Lansing history with historian and curator Valerie Marvin


The Lansing of today springs forth with beautifully restored historic homes and a downtown filled with a gallery of different architecture styles. The language of Lansing’s state government roots, period of industrialization and stylization can be read in its buildings. Holding the Rosetta Stone to this is Valerie Marvin, Michigan Capitol historian and curator. She talks about Lansing’s founding and the architecture styles that set Lansing apart from other cities.

Who settled Lansing?

In 1847, the legislature confused a lot of people by moving the capital from Detroit to Lansing Township. There wasn’t a city of Lansing. At the time, the entire township was home to eight registered voters, which amounted to eight white families.

Lansing was originally just called Michigan, by the way. It was Michigan, Michigan, for a few months. The legislature changed that to Lansing. Then the state built the first Lansing Capitol building, which was the second capitol building. There began a settlement in downtown. People began to move in, build homes and build businesses. Some of the first businesses were boarding houses and hotels where the legislature could stay when they were in town.

It is really unusual when you compare it to a lot of cities. What made Lansing happen was state government. While that is unusual in Michigan, it is a common story for capital cities in the U.S. A lot of them are planned cities created by the government, which is a weird American thing.

In Europe or around much of the rest of the world, when you think of capital cities like London, Paris and Moscow, they are huge cities that are central to business and government.

In America, we don’t do that. We create things like Washington, D.C., and Lansing and Springfield, Illinois, and Albany, New York. It is because we liked to have business centers and governmental centers separate.

Why was this location chosen?

Detroit was sitting on an international border, which sounds funny to us today, but there was concern about security because Detroit had been taken by the British during the War of 1812. For a lot of original men in Michigan’s state government, they remembered that. Many of them lived through it. Others fought in the War of 1812. There was concern about having the capital so close because Canada was a British colony at the time.

Secondly, Lansing was closer to the population center of the state. When you look at where people live, it is not geographically central, but if you look it is at the center of major population centers, it is. It also didn’t hurt that James Seymour, a land speculator, was pushing the idea of Lansing Township in the legislature. He was a big advocate for it.

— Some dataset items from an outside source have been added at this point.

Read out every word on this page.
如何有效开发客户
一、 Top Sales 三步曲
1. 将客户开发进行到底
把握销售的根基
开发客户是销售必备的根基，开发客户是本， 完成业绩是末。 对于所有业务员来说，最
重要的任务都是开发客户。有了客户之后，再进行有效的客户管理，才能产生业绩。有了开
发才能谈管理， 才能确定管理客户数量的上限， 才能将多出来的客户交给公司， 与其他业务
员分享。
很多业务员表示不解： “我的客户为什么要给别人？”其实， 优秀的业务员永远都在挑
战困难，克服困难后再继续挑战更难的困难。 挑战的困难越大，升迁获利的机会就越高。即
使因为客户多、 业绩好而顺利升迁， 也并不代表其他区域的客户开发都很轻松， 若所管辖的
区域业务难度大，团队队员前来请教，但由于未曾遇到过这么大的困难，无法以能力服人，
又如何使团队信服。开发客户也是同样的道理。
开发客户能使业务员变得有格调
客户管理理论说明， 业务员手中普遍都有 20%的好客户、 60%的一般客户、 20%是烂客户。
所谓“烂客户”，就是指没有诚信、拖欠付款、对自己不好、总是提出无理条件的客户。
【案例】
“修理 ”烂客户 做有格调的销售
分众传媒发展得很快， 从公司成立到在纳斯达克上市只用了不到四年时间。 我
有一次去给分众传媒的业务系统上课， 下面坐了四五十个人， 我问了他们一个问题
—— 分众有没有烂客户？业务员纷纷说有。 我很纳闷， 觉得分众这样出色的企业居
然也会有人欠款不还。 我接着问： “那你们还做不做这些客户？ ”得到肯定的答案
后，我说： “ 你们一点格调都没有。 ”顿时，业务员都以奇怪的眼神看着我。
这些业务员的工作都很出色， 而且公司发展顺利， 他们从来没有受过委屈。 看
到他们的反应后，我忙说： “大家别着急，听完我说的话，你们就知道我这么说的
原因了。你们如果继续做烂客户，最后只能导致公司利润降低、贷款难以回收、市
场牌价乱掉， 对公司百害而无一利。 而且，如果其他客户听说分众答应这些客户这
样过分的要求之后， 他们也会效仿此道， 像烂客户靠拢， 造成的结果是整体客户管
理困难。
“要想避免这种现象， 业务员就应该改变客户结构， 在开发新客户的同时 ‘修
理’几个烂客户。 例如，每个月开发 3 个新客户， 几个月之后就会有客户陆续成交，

There was also an argument to be made it would spur settlement here because there weren’t that many people here. It wasn’t attracting a lot of people or the state’s best farmland. With the capital here, people would come regardless.

What was a period of challenge Lansing went through?

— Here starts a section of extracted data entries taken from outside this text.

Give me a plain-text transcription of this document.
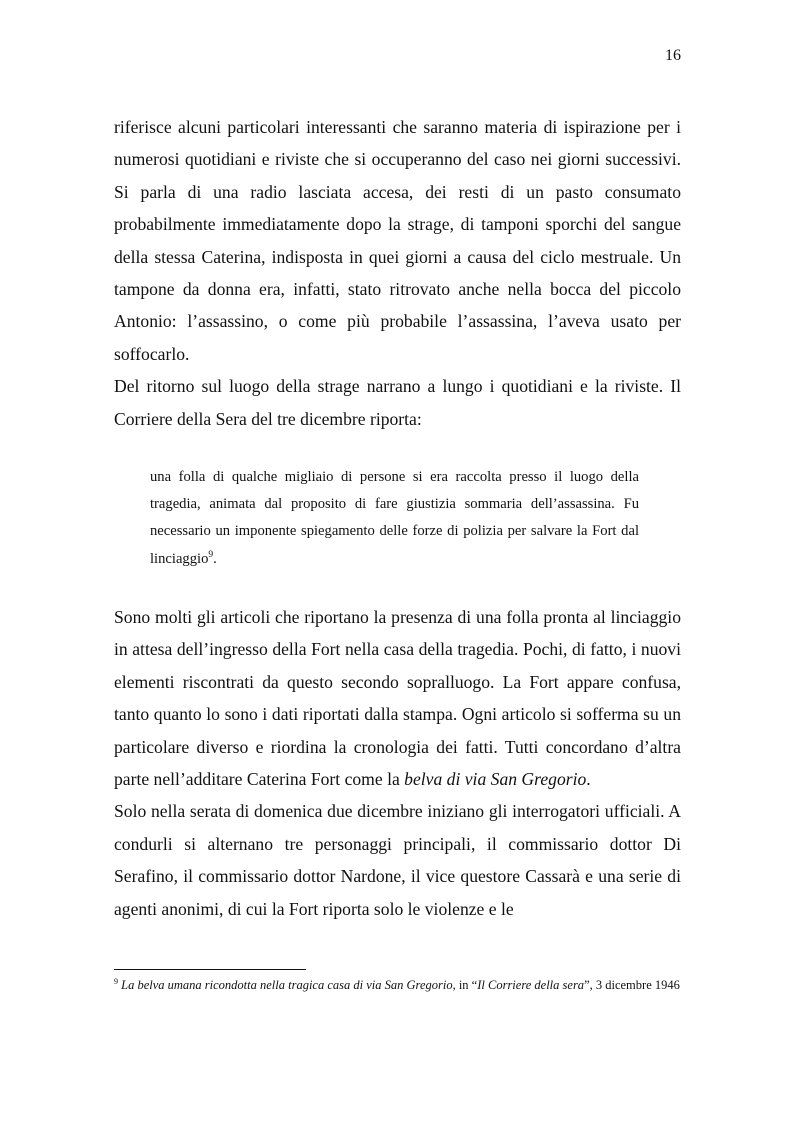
16

riferisce alcuni particolari interessanti che saranno materia di ispirazione per i numerosi quotidiani e riviste che si occuperanno del caso nei giorni successivi. Si parla di una radio lasciata accesa, dei resti di un pasto consumato probabilmente immediatamente dopo la strage, di tamponi sporchi del sangue della stessa Caterina, indisposta in quei giorni a causa del ciclo mestruale. Un tampone da donna era, infatti, stato ritrovato anche nella bocca del piccolo Antonio: l’assassino, o come più probabile l’assassina, l’aveva usato per soffocarlo.

Del ritorno sul luogo della strage narrano a lungo i quotidiani e la riviste. Il Corriere della Sera del tre dicembre riporta:

una folla di qualche migliaio di persone si era raccolta presso il luogo della tragedia, animata dal proposito di fare giustizia sommaria dell’assassina. Fu necessario un imponente spiegamento delle forze di polizia per salvare la Fort dal linciaggio$^9$.

Sono molti gli articoli che riportano la presenza di una folla pronta al linciaggio in attesa dell’ingresso della Fort nella casa della tragedia. Pochi, di fatto, i nuovi elementi riscontrati da questo secondo sopralluogo. La Fort appare confusa, tanto quanto lo sono i dati riportati dalla stampa. Ogni articolo si sofferma su un particolare diverso e riordina la cronologia dei fatti. Tutti concordano d’altra parte nell’additare Caterina Fort come la belva di via San Gregorio.

Solo nella serata di domenica due dicembre iniziano gli interrogatori ufficiali. A condurli si alternano tre personaggi principali, il commissario dottor Di Serafino, il commissario dottor Nardone, il vice questore Cassarà e una serie di agenti anonimi, di cui la Fort riporta solo le violenze e le

$^9$ La belva umana ricondotta nella tragica casa di via San Gregorio, in “Il Corriere della sera”, 3 dicembre 1946
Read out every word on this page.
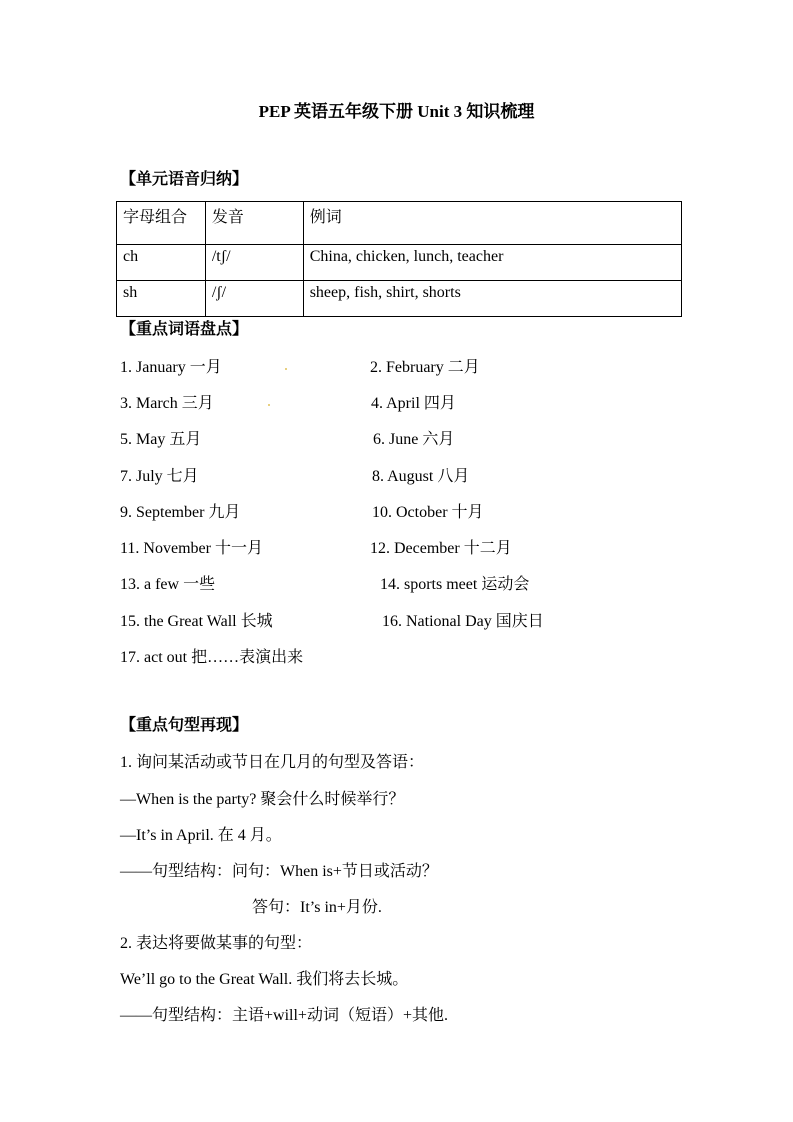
PEP 英语五年级下册 Unit 3 知识梳理
【单元语音归纳】
字母组合	发音	例词
ch	/tʃ/	China, chicken, lunch, teacher
sh	/ʃ/	sheep, fish, shirt, shorts
【重点词语盘点】
1. January 一月	2. February 二月
3. March 三月	4. April 四月
5. May 五月	6. June 六月
7. July 七月	8. August 八月
9. September 九月	10. October 十月
11. November 十一月	12. December 十二月
13. a few 一些	14. sports meet 运动会
15. the Great Wall 长城	16. National Day 国庆日
17. act out 把……表演出来
【重点句型再现】
1. 询问某活动或节日在几月的句型及答语：
—When is the party? 聚会什么时候举行？
—It’s in April. 在 4 月。
——句型结构：问句：When is+节日或活动？
答句：It’s in+月份.
2. 表达将要做某事的句型：
We’ll go to the Great Wall. 我们将去长城。
——句型结构：主语+will+动词（短语）+其他.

It was pretty rough in the early days. You can read the stories about when government flooded into Lansing for its first session, there weren’t enough accommodations for everyone. There are stories of people sleeping in chairs for weeks on end.

Also, an exciting and challenging time in Lansing was in the 20th century when manufacturing started to grow.  When a lot of people talk about Lansing and its history they talk about capital, cars and college. The capital and college were both here in the 19th century.

When the auto industry started to pick up in the early 20th century, Lansing started to attract people from all over the country and the world. The population came close to doubling over two decades.

That was great but resulted in a huge challenge. These people needed places to live and there weren’t enough schools for everyone. There weren’t even enough churches. So we began building churches and homes and schools as fast as we could to accommodate this growth.

It was a blessing and a challenge. At the end of all of this immense growth hit the Great Depression. Because of its large manufacturing force, Lansing actually had higher unemployment rates than the nation did. It was really tough for several decades for polar opposite reasons in the early 20th century.

What is Lansing’s architecture style?

Lansing has a lot of houses built between 1900 and 1930 because of the work boom. Four squares were easy to build because of their shape and size and were desirable because there was still some concept of public and private space in a home. Public space is where you’d invite friends and family on the first floor. Private space would be on the second.

Downtown is like a textbook of American architecture style, whether you are talking Richardsonian Romanesque at the Central United Methodist Church or you’re talking art moderne with the Knapp’s building. The Bank of Lansing is Romanesque and art deco too.

The Olds Tower, now known as the Boji Tower, has always been Lansing’s skyscraper, the only building taller than the capital. It was controversial to do that when it was built, but since it was Ransom Olds, no one was going to tell him no. The clock on the building used to chime “In My Merry Oldsmobile,” which some people loved and others found very annoying.

What are some historical resources to use to learn more?

Lansing is fortunate to be home to a lot of historical collections and sites. If you want to be involved, I always recommend going to the Capital Area District Library local history room. It’s in the downtown library with regular hours. It is a wonderful resource.

They have some really great real estate collections where you can search by address. You can see how much the house sold for at some points. I learned the house I lived in was at one point in time split into two units. I could even see on real estate records how much it cost to rent the apartment upstairs. That’s the kind of interesting things we can find in Lansing’s real estate records.

Also, because we are the capital, we are home to the Michigan Historical Museum, the Library of Michigan and the Archives of Michigan. Michigan State University also has a great archive.